Monday, September 6, 2010

Peter S. Beagle
Freff
Among the treats I experienced at this year's Wizard World Chicago was the unexpected meeting with one of my favorite authors, who was accompanied by someone with whom I'd lost touch years and years ago. The author was Peter S. Beagle. The lost-touch guy was Freff. I'd admired the work of both in years gone by - and the treat was discovering that both are not only still around, but also active today. Let's see ... Background ... When I was 17 or so, Don loaned me a copy of the fantasy novel A Fine and Private Place by Beagle, and it was a stunner. At Wizard World, I heard Freff introduce people to the book by reading the first two paragraphs, so:

"The baloney weighed the raven down, and the shopkeeper almost caught him as he whisked out the delicatessen door. Frantically he beat his wings to gain altitude, looking like a small black electric fan. An updraft caught him and threw him into the sky. He circled twice, to get his bearings, and began to fly north.
"Below, the shopkeeper stood with his hands on his hips, looking up at the diminishing cinder in the sky. Presently he shrugged and went back into his delicatessen. He was not without philosophy, this shopkeeper, and he knew that if a raven comes into your delicatessen and steals a whole baloney it is either an act of God or it isn't, and in either case there isn't very much you can do about it."

The raven is bringing the baloney to feed a man who has spent years hiding in the Bronx's Yorkchester Cemetery - and talking with the spirits of the recently dead. And it's a delight to reread this gem 50 years later. And, of course, meeting Beagle meant that I sort of blithered about how much I'd enjoyed it in the past and was looking forward to savoring it again - end of conversation. (I often pontificate about how to best speak with people whose work one admires. Surely, I say, you have a question if you're a fan of that work. Ask the question, I say. Except when I meet such a person in unexpected circumstances, at which point I gabble about being a fan and loving the work - to which the only response is usually, "Thank you," end of dialogue. So it has gone with Joss Whedon, Jim Dale, and so many others. And now Peter S. Beagle. Sigh.)

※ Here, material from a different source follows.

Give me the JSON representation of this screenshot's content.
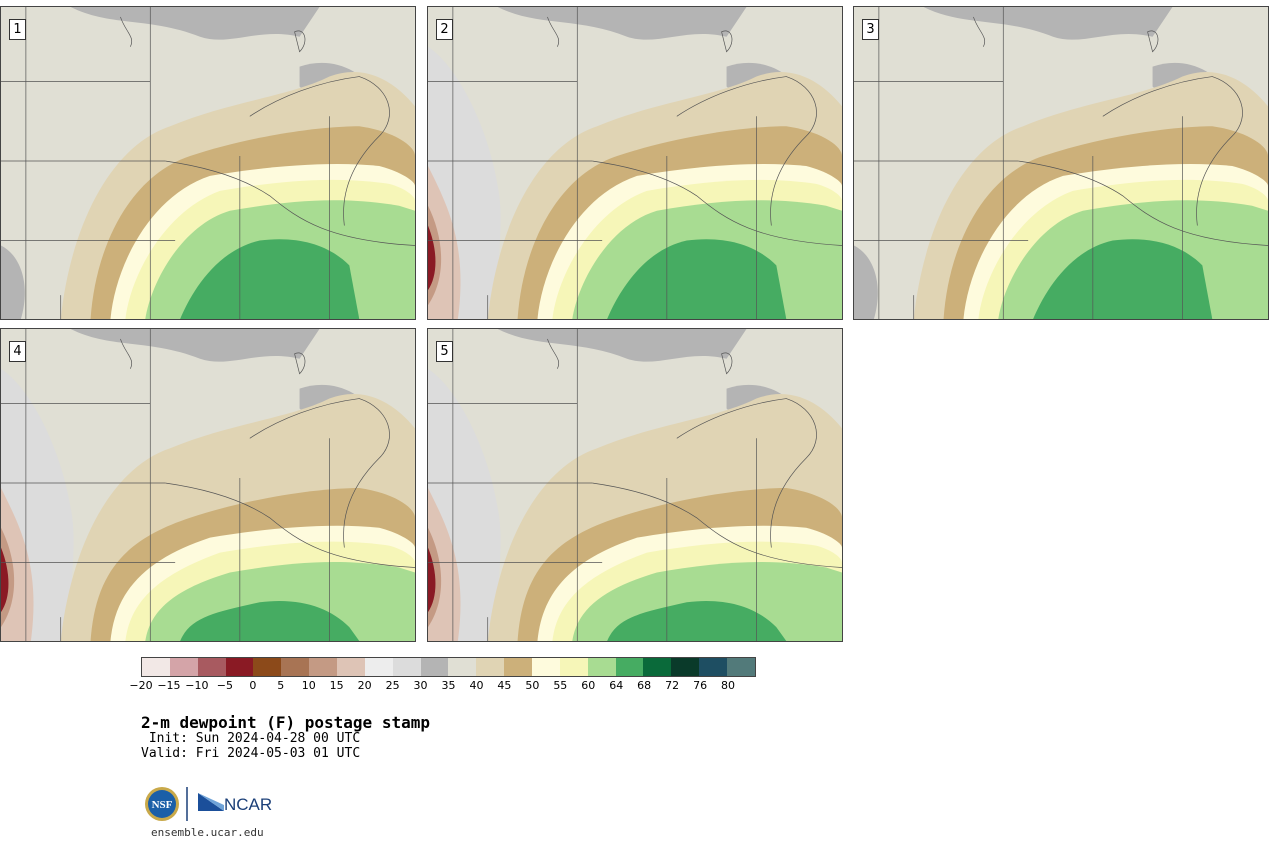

On the other hand, also at the table was Freff, and it was all "Let the chit-chat commence!" First, for those who have come along later, let me say that Freff may be best known in comics circles for his work with Phil Foglio on the delicious but sadly short-lived D'Arc Tangent in 1982. Given that several years have gone by, what's with Freff now? And, for that matter, what's with the name "Freff"? What sort of weird acronym is that? Well, it's not an acronym; it's actually his middle name. He's Connor Freff Cochran, and one of the things he's doing is helping people today get more of the work of Peter S. Beagle. While A Fine and Private Place is the first novel of Beagle's that I'd read, the author is probably best known for The Last Unicorn (1968) - so do note the image on Freff's T-shirt.

Among other projects (and I bought, not only the 2007 edition of A Fine and Private Place to savor it anew, but also The Unicorn Sonata [1996], The Rhinoceros Who Quoted Nietzsche [1997], The Line Between [2006], and We Never Talk about My Brother [2009], not to mention the Beagle-edited The Secret History of Fantasy [2010]), Freff told me about "the 52-50 project." And I'll tell you more about that another day, if the creek don't rise and the bunny rabbits don't eat all the celery.

1 comments:

Kurt Busiek September 6, 2010 at 3:24 PM  

You're in for a treat, Maggie. Those short story collections are especially full of great, great stuff.